I write this post because since I use slurm, I have not been able to use ray correctly.
Whenever I use the commands :
ray.init
trainer = A3CTrainer(env = “my_env”) (I have registered my env on tune)
, the program crashes with the following message :
core_worker.cc:137: Failed to register worker 01000000ffffffffffffffffffffffffffffffffffffffffffffffff to Raylet. IOError: [RayletClient] Unable to register worker with raylet. No such file or directory
The program works fine on my computer, the problem appeared with the use of Slurm. I only ask slurm for one gpu.

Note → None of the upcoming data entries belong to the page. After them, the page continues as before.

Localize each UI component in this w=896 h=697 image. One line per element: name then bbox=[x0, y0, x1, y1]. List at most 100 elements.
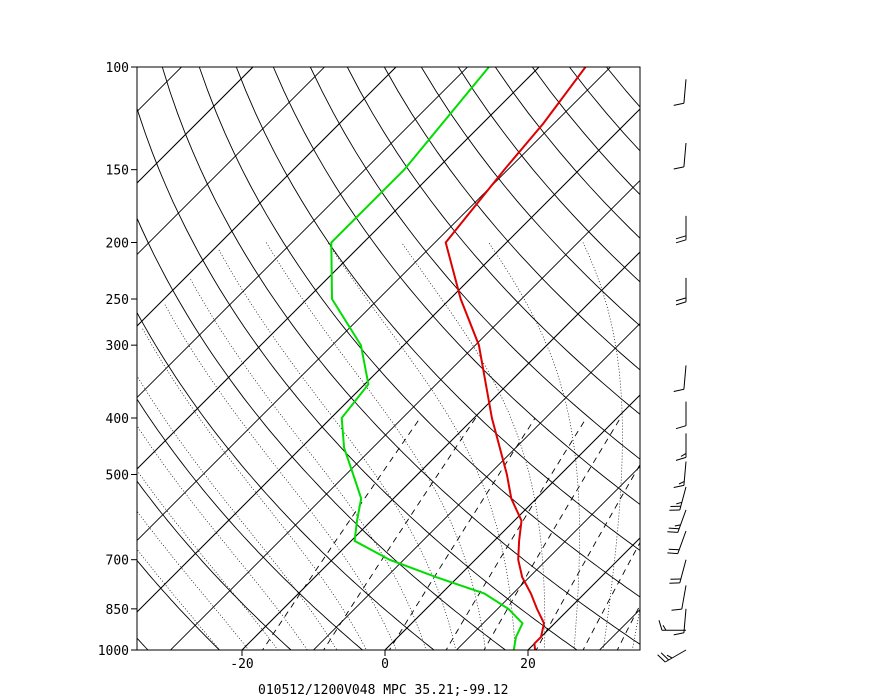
wind-barb bbox=[658, 620, 687, 631]
isotherm bbox=[137, 108, 640, 613]
moist-adiabat bbox=[137, 510, 250, 650]
temperature-tick-label: -20 bbox=[230, 657, 253, 672]
wind-barb bbox=[669, 559, 687, 584]
plot-frame bbox=[136, 66, 641, 651]
isotherm bbox=[137, 67, 612, 542]
pressure-tick-label: 700 bbox=[106, 554, 129, 569]
pressure-tick-label: 850 bbox=[106, 603, 129, 618]
dry-adiabat bbox=[137, 480, 292, 650]
dry-adiabat bbox=[754, 67, 896, 662]
wind-barb-column bbox=[657, 79, 687, 663]
barb-feather bbox=[673, 102, 685, 106]
moist-adiabat bbox=[266, 242, 486, 650]
barb-feather bbox=[666, 654, 673, 659]
mixing-ratio-line bbox=[445, 417, 587, 650]
barb-feather bbox=[675, 456, 687, 461]
barb-feather bbox=[658, 620, 663, 631]
barb-feather bbox=[678, 480, 685, 485]
dry-adiabat bbox=[680, 67, 896, 662]
isotherm bbox=[598, 608, 640, 650]
wind-barb bbox=[673, 142, 687, 170]
moist-adiabat bbox=[327, 242, 516, 650]
mixing-ratio-line bbox=[388, 417, 536, 650]
barb-staff bbox=[679, 486, 687, 511]
wind-barb bbox=[669, 486, 687, 511]
wind-barb bbox=[675, 277, 687, 306]
temperature-trace bbox=[444, 67, 587, 650]
dry-adiabat bbox=[198, 67, 640, 598]
moist-adiabat bbox=[401, 242, 546, 650]
isotherm bbox=[241, 251, 640, 650]
isotherm bbox=[137, 67, 254, 184]
dry-adiabat bbox=[457, 67, 640, 283]
wind-barb bbox=[657, 649, 687, 663]
wind-barb bbox=[673, 79, 687, 106]
isotherm bbox=[137, 67, 469, 399]
mixing-ratio-line bbox=[616, 604, 640, 650]
wind-barb bbox=[667, 509, 687, 533]
barb-feather bbox=[675, 235, 687, 240]
dry-adiabat bbox=[643, 67, 896, 662]
barb-feather bbox=[675, 297, 687, 302]
wind-barb bbox=[667, 530, 687, 555]
tick-layer: 100 150 200 250 300 400 500 700 850 1000 -20 0 20 bbox=[98, 61, 536, 672]
barb-staff bbox=[679, 559, 687, 584]
moist-adiabat bbox=[137, 375, 338, 650]
dewpoint-trace bbox=[330, 67, 524, 650]
barb-staff bbox=[683, 365, 687, 390]
mixing-ratio-line bbox=[483, 417, 621, 650]
barb-feather bbox=[675, 301, 687, 306]
dry-adiabat bbox=[137, 398, 364, 650]
isotherm bbox=[137, 67, 183, 113]
barb-feather bbox=[671, 608, 682, 611]
pressure-tick-label: 300 bbox=[106, 339, 129, 354]
isotherm bbox=[137, 67, 540, 470]
dry-adiabat bbox=[137, 559, 221, 650]
moist-adiabat bbox=[137, 548, 221, 650]
barb-feather bbox=[668, 527, 680, 530]
barb-staff bbox=[681, 585, 687, 610]
wind-barb bbox=[673, 365, 687, 392]
moist-adiabat bbox=[488, 242, 580, 650]
dry-adiabat bbox=[606, 67, 640, 108]
pressure-tick-label: 500 bbox=[106, 468, 129, 483]
isotherm bbox=[384, 394, 640, 650]
barb-feather bbox=[675, 239, 687, 244]
pressure-tick-label: 100 bbox=[106, 61, 129, 76]
dry-adiabat bbox=[717, 67, 896, 662]
barb-feather bbox=[673, 166, 685, 170]
barb-feather bbox=[673, 632, 685, 636]
pressure-tick-label: 250 bbox=[106, 293, 129, 308]
wind-barb bbox=[675, 215, 687, 244]
barb-feather bbox=[673, 388, 685, 392]
barb-feather bbox=[674, 524, 681, 527]
barb-feather bbox=[680, 452, 687, 457]
isotherm bbox=[0, 40, 65, 662]
wind-barb bbox=[673, 461, 687, 488]
dry-adiabat bbox=[0, 67, 15, 662]
isotherm bbox=[312, 322, 640, 650]
moist-adiabat bbox=[189, 277, 427, 650]
isotherm bbox=[659, 40, 896, 662]
moist-adiabat bbox=[659, 243, 741, 663]
mixing-ratio-line bbox=[582, 541, 640, 650]
mixing-ratio-line bbox=[535, 463, 640, 650]
barb-feather bbox=[668, 548, 680, 551]
mixing-ratio-line bbox=[323, 417, 476, 650]
dry-adiabat bbox=[309, 67, 640, 460]
pressure-tick-label: 150 bbox=[106, 164, 129, 179]
wind-barb bbox=[671, 585, 687, 611]
dry-adiabat bbox=[569, 67, 640, 152]
dry-adiabat bbox=[420, 67, 640, 327]
barb-feather bbox=[667, 552, 678, 555]
isotherm bbox=[455, 465, 640, 650]
dry-adiabat bbox=[137, 217, 507, 650]
barb-feather bbox=[667, 531, 678, 533]
moist-adiabat bbox=[631, 606, 640, 650]
moist-adiabat bbox=[164, 303, 397, 650]
grid-layer bbox=[0, 40, 896, 663]
temperature-tick-label: 0 bbox=[381, 657, 389, 672]
barb-staff bbox=[683, 142, 687, 167]
wind-barb bbox=[675, 401, 687, 430]
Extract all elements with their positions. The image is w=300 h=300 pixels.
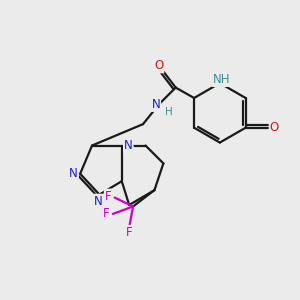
Text: O: O <box>270 121 279 134</box>
Text: F: F <box>103 207 110 220</box>
Text: N: N <box>152 98 160 111</box>
Text: F: F <box>105 190 111 202</box>
Text: NH: NH <box>213 73 230 86</box>
Text: N: N <box>69 167 78 180</box>
Text: F: F <box>126 226 132 239</box>
Text: O: O <box>154 59 164 72</box>
Text: H: H <box>165 107 173 117</box>
Text: N: N <box>94 195 102 208</box>
Text: N: N <box>124 139 133 152</box>
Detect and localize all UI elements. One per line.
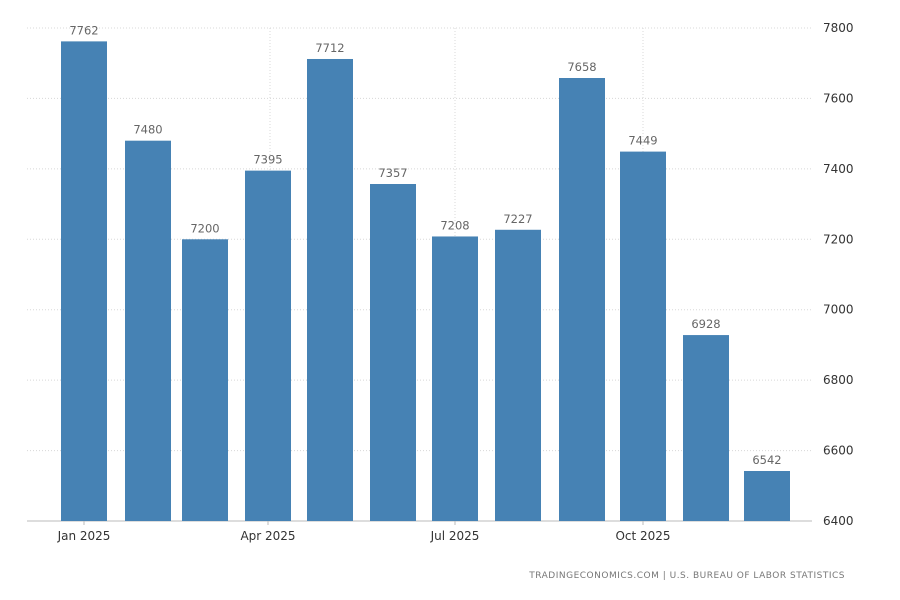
y-tick-label: 6400 — [823, 514, 854, 528]
bar-value-label: 7357 — [378, 166, 407, 180]
bar-8 — [495, 229, 541, 521]
x-axis-ticks: Jan 2025 Apr 2025 Jul 2025 Oct 2025 — [57, 521, 671, 543]
y-tick-label: 7000 — [823, 303, 854, 317]
bars — [61, 41, 790, 522]
bar-value-label: 7658 — [567, 60, 596, 74]
bar-value-label: 7227 — [503, 212, 532, 226]
y-tick-label: 7800 — [823, 21, 854, 35]
bar-12 — [744, 470, 790, 521]
bar-value-label: 7480 — [133, 123, 162, 137]
y-tick-label: 7200 — [823, 232, 854, 246]
y-tick-label: 7400 — [823, 162, 854, 176]
bar-5 — [307, 58, 353, 521]
bar-value-label: 7395 — [253, 153, 282, 167]
bar-1 — [61, 41, 107, 521]
x-tick-label: Apr 2025 — [240, 529, 295, 543]
bar-11 — [683, 335, 729, 521]
bar-7 — [432, 236, 478, 521]
bar-10 — [620, 151, 666, 521]
bar-value-label: 7712 — [315, 41, 344, 55]
bar-value-label: 7449 — [628, 134, 657, 148]
bar-6 — [370, 183, 416, 522]
source-attribution: TRADINGECONOMICS.COM | U.S. BUREAU OF LA… — [529, 571, 845, 581]
bar-9 — [559, 78, 605, 522]
x-tick-label: Jul 2025 — [430, 529, 480, 543]
bar-value-label: 7200 — [190, 221, 219, 235]
bar-3 — [182, 239, 228, 522]
y-tick-label: 7600 — [823, 91, 854, 105]
bar-value-label: 7208 — [440, 218, 469, 232]
y-tick-label: 6600 — [823, 444, 854, 458]
x-tick-label: Oct 2025 — [615, 529, 670, 543]
bar-2 — [125, 140, 171, 521]
bar-value-labels: 7762 7480 7200 7395 7712 7357 7208 7227 7658 7449… — [69, 23, 781, 467]
y-tick-label: 6800 — [823, 373, 854, 387]
bar-value-label: 7762 — [69, 23, 98, 37]
bar-value-label: 6928 — [691, 317, 720, 331]
y-axis-ticks: 6400 6600 6800 7000 7200 7400 7600 7800 — [823, 21, 854, 528]
bar-value-label: 6542 — [752, 453, 781, 467]
bar-4 — [245, 170, 291, 521]
x-tick-label: Jan 2025 — [57, 529, 111, 543]
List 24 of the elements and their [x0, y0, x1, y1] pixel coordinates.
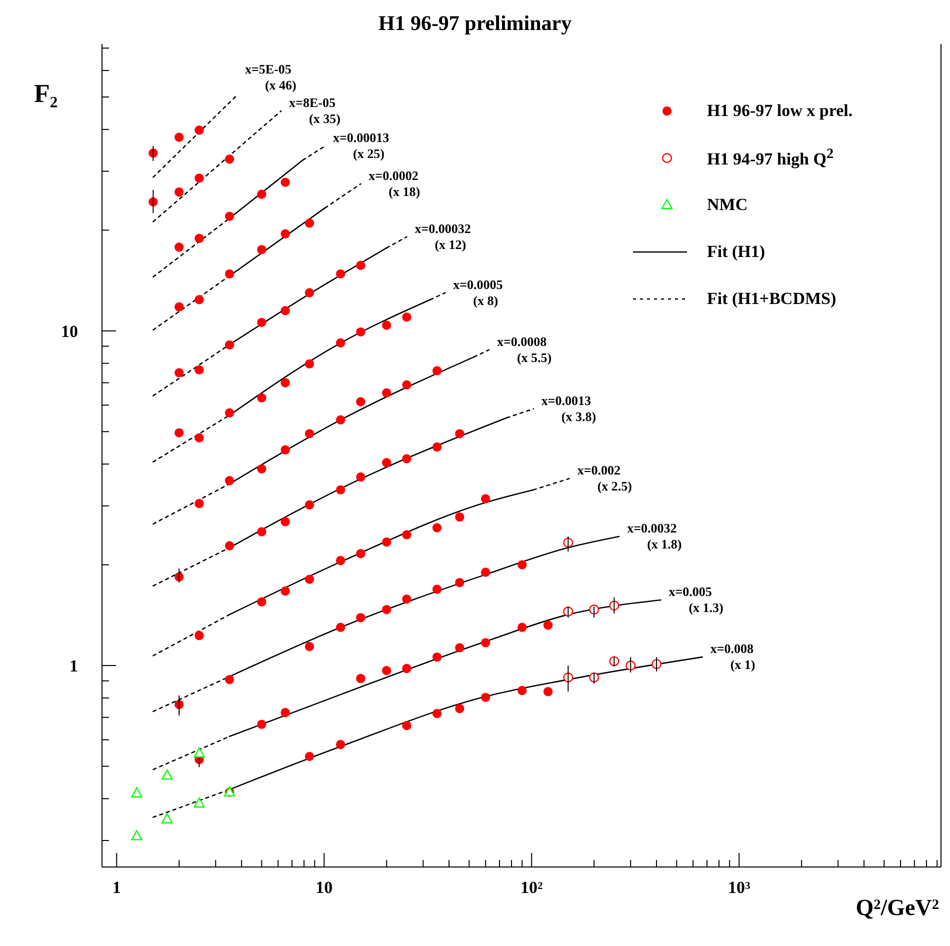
x-tick-label: 10 — [316, 878, 333, 897]
x-tick-label: 1 — [112, 878, 121, 897]
y-axis-title: F₂ — [34, 79, 58, 108]
annotation: x=0.0002 (x 18) — [368, 168, 420, 199]
annotation: x=0.0032 (x 1.8) — [627, 520, 682, 552]
legend-label: Fit (H1) — [707, 242, 766, 262]
annotation: x=0.00032 (x 12) — [414, 220, 471, 252]
annotation: x=0.008 (x 1) — [710, 641, 756, 672]
x-tick-label: 10$^{2}$ — [520, 878, 543, 897]
annotation: x=0.0005 (x 8) — [453, 276, 504, 308]
annotation: x=0.0008 (x 5.5) — [496, 334, 552, 365]
annotation: x=5E-05 (x 46) — [244, 61, 296, 92]
legend-label: Fit (H1+BCDMS) — [707, 288, 836, 308]
annotation: x=0.00013 (x 25) — [333, 130, 390, 161]
annotation: x=0.005 (x 1.3) — [668, 584, 724, 615]
legend-label: H1 96-97 low x prel. — [707, 100, 853, 120]
x-tick-label: 10$^{3}$ — [728, 878, 750, 897]
legend-label: NMC — [707, 194, 748, 214]
annotation: x=0.0013 (x 3.8) — [541, 392, 596, 424]
legend-label: H1 94-97 high Q$^{2}$ — [707, 146, 834, 170]
x-axis-title: Q$^{2}$/GeV$^{2}$ — [856, 895, 939, 920]
annotation: x=8E-05 (x 35) — [289, 95, 340, 126]
chart-title: H1 96-97 preliminary — [377, 10, 573, 37]
annotation: x=0.002 (x 2.5) — [577, 462, 632, 494]
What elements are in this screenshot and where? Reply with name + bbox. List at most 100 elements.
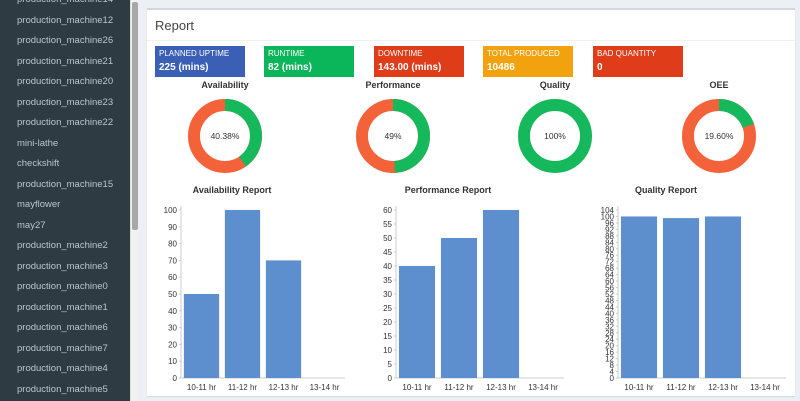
sidebar-item-production_machine3[interactable]: production_machine3 — [17, 260, 108, 272]
y-tick-label: 100 — [164, 206, 178, 215]
x-tick-label: 13-14 hr — [750, 383, 780, 392]
y-tick-label: 44 — [605, 303, 614, 312]
main-content: Report PLANNED UPTIME 225 (mins) RUNTIME 82… — [138, 0, 800, 401]
x-tick-label: 11-12 hr — [444, 383, 474, 392]
bar-chart-1: 0 5 10 15 20 25 30 35 40 45 50 55 60 10-11 hr 11-12 hr… — [383, 206, 564, 392]
x-tick-label: 11-12 hr — [228, 383, 258, 392]
y-tick-label: 20 — [605, 342, 614, 351]
x-tick-label: 10-11 hr — [402, 383, 432, 392]
y-tick-label: 40 — [168, 307, 177, 316]
sidebar-item-production_machine5[interactable]: production_machine5 — [17, 383, 108, 395]
y-tick-label: 56 — [605, 284, 614, 293]
x-tick-label: 12-13 hr — [708, 383, 738, 392]
y-tick-label: 100 — [601, 212, 615, 221]
stat-label: DOWNTIME — [378, 49, 423, 58]
stat-value: 0 — [597, 62, 603, 73]
y-tick-label: 4 — [610, 368, 615, 377]
machine-list: production_machine14 production_machine12… — [0, 0, 130, 400]
y-tick-label: 20 — [383, 318, 392, 327]
bar-11-12hr — [662, 218, 700, 378]
y-tick-label: 10 — [168, 357, 177, 366]
sidebar-item-production_machine2[interactable]: production_machine2 — [17, 240, 108, 251]
sidebar-scrollbar[interactable] — [130, 0, 138, 401]
y-tick-label: 90 — [168, 223, 177, 232]
x-tick-label: 10-11 hr — [187, 383, 217, 392]
sidebar: production_machine14 production_machine12… — [0, 0, 130, 401]
sidebar-item-production_machine22[interactable]: production_machine22 — [17, 117, 114, 128]
y-tick-label: 88 — [605, 232, 614, 241]
scrollbar-thumb[interactable] — [132, 2, 138, 230]
x-tick-label: 13-14 hr — [310, 383, 340, 392]
report-title-0: Availability Report — [192, 185, 272, 195]
stat-box-total-produced: TOTAL PRODUCED 10486 — [483, 46, 573, 77]
stat-label: RUNTIME — [268, 49, 305, 58]
stat-box-runtime: RUNTIME 82 (mins) — [264, 46, 354, 77]
bar-11-12hr — [224, 210, 261, 378]
donut-value-segment — [188, 99, 262, 173]
x-tick-label: 12-13 hr — [486, 383, 516, 392]
donut-center-label: 100% — [544, 131, 566, 141]
y-tick-label: 0 — [173, 374, 178, 383]
y-tick-label: 25 — [383, 304, 392, 313]
sidebar-item-production_machine15[interactable]: production_machine15 — [17, 178, 114, 190]
y-tick-label: 0 — [610, 374, 615, 383]
y-tick-label: 36 — [605, 316, 614, 325]
y-tick-label: 80 — [168, 240, 177, 249]
y-tick-label: 84 — [605, 238, 614, 247]
y-tick-label: 60 — [605, 277, 614, 286]
y-tick-label: 24 — [605, 335, 614, 344]
donut-title-quality: Quality — [539, 80, 571, 90]
donut-center-label: 40.38% — [211, 131, 240, 141]
y-tick-label: 8 — [610, 361, 615, 370]
y-tick-label: 50 — [383, 234, 392, 243]
sidebar-item-production_machine1[interactable]: production_machine1 — [17, 301, 108, 313]
y-tick-label: 80 — [605, 245, 614, 254]
sidebar-item-may27[interactable]: may27 — [17, 219, 46, 231]
bar-12-13hr — [704, 216, 742, 378]
y-tick-label: 40 — [383, 262, 392, 271]
stat-value: 10486 — [487, 62, 515, 73]
donut-chart-oee: 19.60% — [682, 99, 756, 173]
donut-value-segment — [356, 99, 430, 173]
bar-10-11hr — [620, 216, 658, 378]
sidebar-item-checkshift[interactable]: checkshift — [17, 158, 60, 169]
x-tick-label: 10-11 hr — [624, 383, 654, 392]
stat-value: 225 (mins) — [159, 62, 209, 73]
bar-11-12hr — [440, 238, 478, 378]
sidebar-item-mayflower[interactable]: mayflower — [17, 199, 61, 210]
sidebar-item-production_machine14[interactable]: production_machine14 — [0, 0, 130, 11]
bar-12-13hr — [265, 260, 302, 378]
y-tick-label: 60 — [383, 206, 392, 215]
report-panel: Report PLANNED UPTIME 225 (mins) RUNTIME 82… — [147, 8, 795, 396]
sidebar-item-mini-lathe[interactable]: mini-lathe — [17, 137, 59, 149]
sidebar-item-production_machine7[interactable]: production_machine7 — [17, 342, 108, 354]
y-tick-label: 10 — [383, 346, 392, 355]
y-tick-label: 72 — [605, 258, 614, 267]
donut-title-oee: OEE — [709, 80, 729, 90]
sidebar-item-production_machine26[interactable]: production_machine26 — [17, 35, 114, 46]
y-tick-label: 28 — [605, 329, 614, 338]
sidebar-item-production_machine4[interactable]: production_machine4 — [17, 363, 108, 374]
sidebar-item-production_machine12[interactable]: production_machine12 — [17, 14, 114, 26]
donut-title-performance: Performance — [365, 80, 421, 90]
title-divider — [147, 40, 795, 41]
sidebar-item-production_machine20[interactable]: production_machine20 — [17, 76, 114, 87]
y-tick-label: 64 — [605, 271, 614, 280]
stat-value: 143.00 (mins) — [378, 62, 442, 73]
sidebar-item-production_machine21[interactable]: production_machine21 — [17, 55, 114, 67]
y-tick-label: 52 — [605, 290, 614, 299]
y-tick-label: 92 — [605, 225, 614, 234]
y-tick-label: 96 — [605, 219, 614, 228]
y-tick-label: 55 — [383, 220, 392, 229]
donut-center-label: 49% — [384, 131, 401, 141]
x-tick-label: 11-12 hr — [666, 383, 696, 392]
report-title-2: Quality Report — [634, 185, 697, 195]
bar-chart-0: 0 10 20 30 40 50 60 70 80 90 100 10-11 hr 11-12 hr 12… — [164, 206, 345, 392]
sidebar-item-production_machine0[interactable]: production_machine0 — [17, 281, 108, 292]
donut-center-label: 19.60% — [705, 131, 734, 141]
donut-chart-quality: 100% — [518, 99, 592, 173]
stat-label: PLANNED UPTIME — [159, 49, 230, 58]
sidebar-item-production_machine6[interactable]: production_machine6 — [17, 322, 108, 333]
sidebar-item-production_machine23[interactable]: production_machine23 — [17, 96, 114, 108]
x-tick-label: 13-14 hr — [528, 383, 558, 392]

Thank you for reading me and maybe answering.
Have a great day
I see further details on the same question on SO, copying here for visibility:
import ray
from ray.rllib.agents.a3c import A3CTrainer
import tensorflow as tf
from MM1c_queue_env import my_env #my_env is already registered in tune
ray.shutdown()
ray.init(ignore_reinit_error=True)
trainer = A3CTrainer(env = "my_env")
print("success")
To launch the program with slurm, I use the following program :
Just to share that I had the same problem, and for me it seems to be resolved by setting num_cpus=1 (or whatever number of cores I request from slurm) in ray.init solved the problem, as per one of the answers on SO.
@cade Actually, it turns out this still happens for me! But only if I request only a single CPU core from SLURM (i.e. set -n 1 in sbatch). Two or more cores are fine, most of the time even if Ray then uses more worker processes than I requested cores. This happens even if I run ray in local mode! I am told by our cluster support that -n 1 does nothing other than pin all the processes to a single physical core.
One thing I should add is that I am not running a whole Ray cluster on top of slurm, I just want to run one single rllib experiment per slurm job (but multiple such slurm jobs in parallel).